- On the Bleeding Edge with KDE2
- Getting KDE2
- Done Downloading--Now What?
- But I Downloaded Binaries!
- But I Downloaded Source Code!
- Get Me Outta Here!
Done Downloading—Now What?
You now have some flavor of KDE2 on your local drive: binary package, snapshot, or CVS tree. What are you supposed to do with one of these?
Well, you're not supposed to just install it without making any preparations. Your preparations will vary depending on a number of factors determined by your current setup and its limitations. For example, you'll consider whether you're currently running KDE-1.x or some other desktop, whether you have lots of drive space or just a little, and how much disruption you're willing to endure.
In the best of all possible worlds, you have a machine that is available just for testing new software and is removed (except perhaps by a network card) from your production machine. Both your production and test machines will have dual 1-gig processors, a gig of RAM, 2 MB of L2 cache, and multiple fast SCSI drives configured as a RAID. Of course, because you're probably like the rest of us who reside in a less-than-best-possible world, we'll need to discuss some compromises.
If You're Running KDE-1.x
Ironically, it's a little more difficult to try out KDE2 if you're already running a release version of KDE, but you'll also be more likely to know how to do it. It is possible to keep both KDE-1.x and KDE2 on the same machine and to switch freely between them. In fact, it's easy—there are even several ways to do it. The KDE developer David Faure has produced a recipe that allows you to choose between KDE and KDE2 at the graphical KDM login. There is another method that lacks such elegance, but it is simple and foolproof. Before we get to that, however, we need to deal with QT.

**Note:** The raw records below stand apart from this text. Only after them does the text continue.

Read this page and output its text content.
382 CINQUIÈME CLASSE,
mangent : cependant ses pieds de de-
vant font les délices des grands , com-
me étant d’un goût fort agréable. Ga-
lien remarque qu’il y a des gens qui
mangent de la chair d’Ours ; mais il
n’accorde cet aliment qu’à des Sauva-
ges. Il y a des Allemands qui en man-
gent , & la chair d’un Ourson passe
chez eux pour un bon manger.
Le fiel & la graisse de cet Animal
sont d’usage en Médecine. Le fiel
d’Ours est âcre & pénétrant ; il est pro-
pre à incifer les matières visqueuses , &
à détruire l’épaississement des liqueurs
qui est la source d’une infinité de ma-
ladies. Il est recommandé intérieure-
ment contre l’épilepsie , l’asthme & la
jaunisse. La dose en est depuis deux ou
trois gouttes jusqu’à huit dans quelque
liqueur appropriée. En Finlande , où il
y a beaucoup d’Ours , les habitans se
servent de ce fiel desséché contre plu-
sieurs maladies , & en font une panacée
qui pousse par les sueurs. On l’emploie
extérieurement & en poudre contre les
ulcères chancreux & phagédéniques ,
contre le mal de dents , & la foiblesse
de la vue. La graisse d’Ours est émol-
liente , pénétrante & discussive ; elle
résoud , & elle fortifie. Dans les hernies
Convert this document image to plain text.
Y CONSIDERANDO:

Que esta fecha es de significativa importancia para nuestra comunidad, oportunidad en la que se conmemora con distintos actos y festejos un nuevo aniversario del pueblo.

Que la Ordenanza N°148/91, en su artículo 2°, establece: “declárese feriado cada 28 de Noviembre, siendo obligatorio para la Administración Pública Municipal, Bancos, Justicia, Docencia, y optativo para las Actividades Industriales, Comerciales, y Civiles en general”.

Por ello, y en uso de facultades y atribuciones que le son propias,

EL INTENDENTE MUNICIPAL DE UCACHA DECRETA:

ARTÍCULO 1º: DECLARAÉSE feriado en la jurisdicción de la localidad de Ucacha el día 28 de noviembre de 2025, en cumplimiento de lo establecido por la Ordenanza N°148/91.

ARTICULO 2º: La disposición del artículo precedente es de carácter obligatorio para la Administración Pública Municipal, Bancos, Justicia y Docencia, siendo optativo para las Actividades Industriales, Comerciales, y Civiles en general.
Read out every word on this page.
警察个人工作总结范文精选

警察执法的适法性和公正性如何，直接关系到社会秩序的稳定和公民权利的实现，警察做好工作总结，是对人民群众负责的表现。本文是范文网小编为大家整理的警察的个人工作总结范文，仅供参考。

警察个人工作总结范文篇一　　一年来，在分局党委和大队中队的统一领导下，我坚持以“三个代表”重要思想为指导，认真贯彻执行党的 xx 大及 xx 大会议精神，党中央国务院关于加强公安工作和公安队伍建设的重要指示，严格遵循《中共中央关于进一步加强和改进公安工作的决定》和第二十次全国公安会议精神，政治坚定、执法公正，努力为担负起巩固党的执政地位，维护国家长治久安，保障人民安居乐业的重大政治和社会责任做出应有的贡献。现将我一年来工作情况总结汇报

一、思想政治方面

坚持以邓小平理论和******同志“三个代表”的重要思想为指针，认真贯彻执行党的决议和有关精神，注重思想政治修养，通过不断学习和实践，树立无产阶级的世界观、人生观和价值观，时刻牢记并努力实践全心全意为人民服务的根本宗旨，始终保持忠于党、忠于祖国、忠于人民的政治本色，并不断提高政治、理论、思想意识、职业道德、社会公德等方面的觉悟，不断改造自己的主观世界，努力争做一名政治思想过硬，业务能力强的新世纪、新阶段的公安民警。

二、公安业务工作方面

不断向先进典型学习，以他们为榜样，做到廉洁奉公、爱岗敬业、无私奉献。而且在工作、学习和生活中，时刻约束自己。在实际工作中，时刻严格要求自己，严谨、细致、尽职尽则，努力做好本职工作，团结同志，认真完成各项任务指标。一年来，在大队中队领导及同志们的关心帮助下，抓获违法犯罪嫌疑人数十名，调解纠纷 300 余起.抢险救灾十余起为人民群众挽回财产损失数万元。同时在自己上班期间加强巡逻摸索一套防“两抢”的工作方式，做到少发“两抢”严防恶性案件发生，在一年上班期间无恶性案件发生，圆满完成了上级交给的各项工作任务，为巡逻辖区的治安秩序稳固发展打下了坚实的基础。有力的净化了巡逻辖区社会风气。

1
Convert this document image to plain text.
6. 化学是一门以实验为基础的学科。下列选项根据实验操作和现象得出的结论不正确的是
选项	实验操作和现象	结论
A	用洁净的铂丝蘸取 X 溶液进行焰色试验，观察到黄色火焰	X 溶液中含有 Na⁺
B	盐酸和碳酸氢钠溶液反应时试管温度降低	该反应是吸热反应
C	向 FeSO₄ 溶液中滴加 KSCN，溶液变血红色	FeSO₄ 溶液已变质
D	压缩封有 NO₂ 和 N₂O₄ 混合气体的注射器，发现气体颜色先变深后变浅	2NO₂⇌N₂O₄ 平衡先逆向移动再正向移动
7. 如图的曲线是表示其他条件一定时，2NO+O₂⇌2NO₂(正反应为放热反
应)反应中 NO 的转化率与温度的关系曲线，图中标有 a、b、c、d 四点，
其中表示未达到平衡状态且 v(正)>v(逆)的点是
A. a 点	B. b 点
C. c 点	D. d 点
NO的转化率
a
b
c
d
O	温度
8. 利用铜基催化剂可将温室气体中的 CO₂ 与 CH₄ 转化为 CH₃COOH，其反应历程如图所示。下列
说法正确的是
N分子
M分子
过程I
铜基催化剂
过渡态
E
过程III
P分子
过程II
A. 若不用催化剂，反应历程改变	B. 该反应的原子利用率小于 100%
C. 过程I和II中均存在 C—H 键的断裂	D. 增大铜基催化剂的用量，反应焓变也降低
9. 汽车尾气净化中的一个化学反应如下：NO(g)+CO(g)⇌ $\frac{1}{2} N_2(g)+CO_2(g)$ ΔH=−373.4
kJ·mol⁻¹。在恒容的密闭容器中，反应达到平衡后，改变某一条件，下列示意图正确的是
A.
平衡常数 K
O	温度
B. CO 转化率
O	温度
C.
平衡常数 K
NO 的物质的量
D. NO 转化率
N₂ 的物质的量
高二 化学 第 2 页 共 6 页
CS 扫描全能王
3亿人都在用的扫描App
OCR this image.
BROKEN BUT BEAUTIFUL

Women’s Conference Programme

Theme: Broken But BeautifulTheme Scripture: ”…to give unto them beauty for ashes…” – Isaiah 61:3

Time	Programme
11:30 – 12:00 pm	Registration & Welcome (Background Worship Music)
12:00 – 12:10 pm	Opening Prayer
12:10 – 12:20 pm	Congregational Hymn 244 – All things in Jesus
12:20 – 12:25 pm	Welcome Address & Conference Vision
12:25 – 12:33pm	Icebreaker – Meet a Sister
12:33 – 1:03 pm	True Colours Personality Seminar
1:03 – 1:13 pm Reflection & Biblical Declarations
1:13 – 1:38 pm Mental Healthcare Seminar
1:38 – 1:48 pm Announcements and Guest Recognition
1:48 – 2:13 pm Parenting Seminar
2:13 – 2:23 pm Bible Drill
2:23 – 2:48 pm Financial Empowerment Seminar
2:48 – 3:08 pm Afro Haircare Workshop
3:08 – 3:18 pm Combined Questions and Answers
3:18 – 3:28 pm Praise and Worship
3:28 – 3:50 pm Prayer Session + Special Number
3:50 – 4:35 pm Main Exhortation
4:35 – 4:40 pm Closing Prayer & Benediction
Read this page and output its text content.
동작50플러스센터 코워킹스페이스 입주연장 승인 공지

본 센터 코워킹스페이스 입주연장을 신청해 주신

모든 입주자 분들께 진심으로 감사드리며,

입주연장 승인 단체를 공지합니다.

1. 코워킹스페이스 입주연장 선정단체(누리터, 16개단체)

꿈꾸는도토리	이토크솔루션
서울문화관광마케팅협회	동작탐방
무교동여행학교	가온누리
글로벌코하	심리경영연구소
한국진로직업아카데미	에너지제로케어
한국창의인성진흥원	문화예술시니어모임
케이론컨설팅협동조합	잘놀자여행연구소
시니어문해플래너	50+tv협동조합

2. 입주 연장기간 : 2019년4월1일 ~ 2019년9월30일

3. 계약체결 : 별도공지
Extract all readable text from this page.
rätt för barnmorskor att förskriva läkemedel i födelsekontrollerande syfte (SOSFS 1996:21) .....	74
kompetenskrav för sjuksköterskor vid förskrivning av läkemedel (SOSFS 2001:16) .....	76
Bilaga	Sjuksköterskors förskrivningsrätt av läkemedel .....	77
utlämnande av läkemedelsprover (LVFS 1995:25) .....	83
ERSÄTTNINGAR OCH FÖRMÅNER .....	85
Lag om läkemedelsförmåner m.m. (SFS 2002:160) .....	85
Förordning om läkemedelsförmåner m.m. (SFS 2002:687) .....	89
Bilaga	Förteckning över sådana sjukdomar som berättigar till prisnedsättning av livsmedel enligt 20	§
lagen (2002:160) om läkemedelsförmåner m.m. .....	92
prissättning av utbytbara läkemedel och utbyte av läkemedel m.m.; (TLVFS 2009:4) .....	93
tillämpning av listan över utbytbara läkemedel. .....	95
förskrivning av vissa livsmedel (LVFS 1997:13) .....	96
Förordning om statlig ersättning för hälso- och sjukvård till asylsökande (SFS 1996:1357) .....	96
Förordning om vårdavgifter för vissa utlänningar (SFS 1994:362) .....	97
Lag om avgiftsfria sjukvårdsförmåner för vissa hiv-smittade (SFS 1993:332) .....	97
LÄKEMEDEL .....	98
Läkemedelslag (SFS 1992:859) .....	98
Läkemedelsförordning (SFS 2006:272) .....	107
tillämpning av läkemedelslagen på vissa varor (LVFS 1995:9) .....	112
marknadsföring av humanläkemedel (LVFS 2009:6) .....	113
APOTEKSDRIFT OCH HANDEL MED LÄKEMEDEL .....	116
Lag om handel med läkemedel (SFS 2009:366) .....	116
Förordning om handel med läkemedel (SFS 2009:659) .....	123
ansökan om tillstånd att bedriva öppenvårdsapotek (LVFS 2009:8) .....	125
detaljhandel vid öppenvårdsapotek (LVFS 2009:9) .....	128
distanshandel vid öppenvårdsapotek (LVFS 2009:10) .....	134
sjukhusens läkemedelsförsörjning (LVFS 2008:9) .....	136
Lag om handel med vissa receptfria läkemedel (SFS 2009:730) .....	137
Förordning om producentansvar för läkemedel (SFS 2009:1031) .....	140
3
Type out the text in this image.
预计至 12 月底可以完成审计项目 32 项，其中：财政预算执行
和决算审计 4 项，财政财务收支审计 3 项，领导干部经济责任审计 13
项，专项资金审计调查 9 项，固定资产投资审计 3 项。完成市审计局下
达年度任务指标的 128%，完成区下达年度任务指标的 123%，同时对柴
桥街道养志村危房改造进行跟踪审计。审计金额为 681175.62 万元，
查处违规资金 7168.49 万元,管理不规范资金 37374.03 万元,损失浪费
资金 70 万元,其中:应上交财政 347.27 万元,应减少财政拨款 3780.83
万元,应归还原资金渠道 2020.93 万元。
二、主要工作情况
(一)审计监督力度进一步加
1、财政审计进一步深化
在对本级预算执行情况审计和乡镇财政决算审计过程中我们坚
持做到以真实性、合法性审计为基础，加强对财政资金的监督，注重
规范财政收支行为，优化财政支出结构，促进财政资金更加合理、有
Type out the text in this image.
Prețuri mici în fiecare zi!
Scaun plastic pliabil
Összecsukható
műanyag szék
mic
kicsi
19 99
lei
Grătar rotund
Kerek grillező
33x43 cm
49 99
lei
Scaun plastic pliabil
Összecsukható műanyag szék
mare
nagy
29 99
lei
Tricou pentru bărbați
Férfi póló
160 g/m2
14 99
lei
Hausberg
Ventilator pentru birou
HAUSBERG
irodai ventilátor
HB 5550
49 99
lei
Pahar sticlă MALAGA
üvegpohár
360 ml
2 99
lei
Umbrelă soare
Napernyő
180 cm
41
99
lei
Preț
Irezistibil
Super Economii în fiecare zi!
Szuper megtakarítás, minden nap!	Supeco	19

As you probably know (if you're already running KDE), KDE is built against the QT libraries from Troll Tech. KDE-1.x requires QT-1.x, typically 1.44. KDE2 requires QT-2.1, which is manifested in the package you downloaded called qt-copy. No problem, you say: Just install it in place of QT-1.44 and that will be that, right? Wrong. QT-2.1 is not backward compatible with QT-1.44. If you replace QT-1.44 with QT-2.1, your KDE-1.x won't work anymore. If you don't install QT-2.1, your KDE2 won't work. Quite a mess.
Thus we arrive at the first part of the simple, inelegant, and foolproof solution. Chances are that your QT-1.44 resides in a directory all by itself, under /usr. Take a look to make sure that this is the case. While you're there, look at /usr/lib/qt. Is it a symbolic link to the QT-1.44 directory? If so, you can go ahead and install qt-copy to /usr/qt-copy, /usr/qt21, or whatever suits you. When you are ready to switch to KDE2, one of the things you'll do is change this symbolic link, deleting the one that points to your old QT and making one that points to the new version.
Now comes the matter of your existing KDE. Even though many people are using KDE2 productively and exclusively, most likely nobody just up and deleted his existing KDE before installing KDE2. A path out of a bad situation is always a good idea, and with new, untested software, success is not assured.
KDE has traditionally resided in /opt/kde; in Caldera Open Linux, /opt is a symbolic link to /usr/opt, so KDE is actually in /usr/opt/kde, which is just fine. The important thing is that it is in a directory all its own rather than splattered across /usr, as is the unfortunate case in some Linux distributions. (An aside: If you have such a distribution, which is typically a recent Red Hat Linux or one of its derivatives, you can use the RPM command to remove all of its packages, and then download fresh RPMs from kde.org and install them where they belong— at least for your current purposes. If you do this, you will need to change the $KDEDIR= variable in /etc/profile.d/kde.sh. Do it—you'll be glad you did.)
We now must move to a pure command line interface, without KDE running at all, and as root. Change to the directory above KDE—/opt is safe, even as a symbolic link, because it will take you to /usr/opt. Then do the following, assuming that you have KDE-1.1.2:
cp -r /kde /kde112
You will now have a directory, /usr/opt/kde112, containing everything in your /usr/opt/kde directory. (If you have a shortage of space on a partition containing /opt, you can put your KDE-1.1.2 pretty much anywhere else—although choosing your /home directory is a bad idea because it can accidentally be altered quite easily. Just make sure that the symbolic link is in /opt.) It's a good idea to use the du command to make sure that the two directories, old and new, are the same size. If they are, swallow hard and do this:
rmdir -r /kde
For a moment, you do not have a working KDE, but our next step will fix that. (By the way, all of this moving and renaming of things is a lot simpler if you have Midnight Commander installed.) Our next step is to create a symbolic link between /kde112 and /kde:
ln -s /kde112 /kde
Now, as far as your computer knows, nothing has changed: To the computer, that which was in /kde still is in /kde, even though it's actually in /kde112. But there is method in all of this madness: Go ahead and exit root, and restart KDE. See? It still works.
Now you are prepared to take KDE2 for a spin without breaking your existing KDE.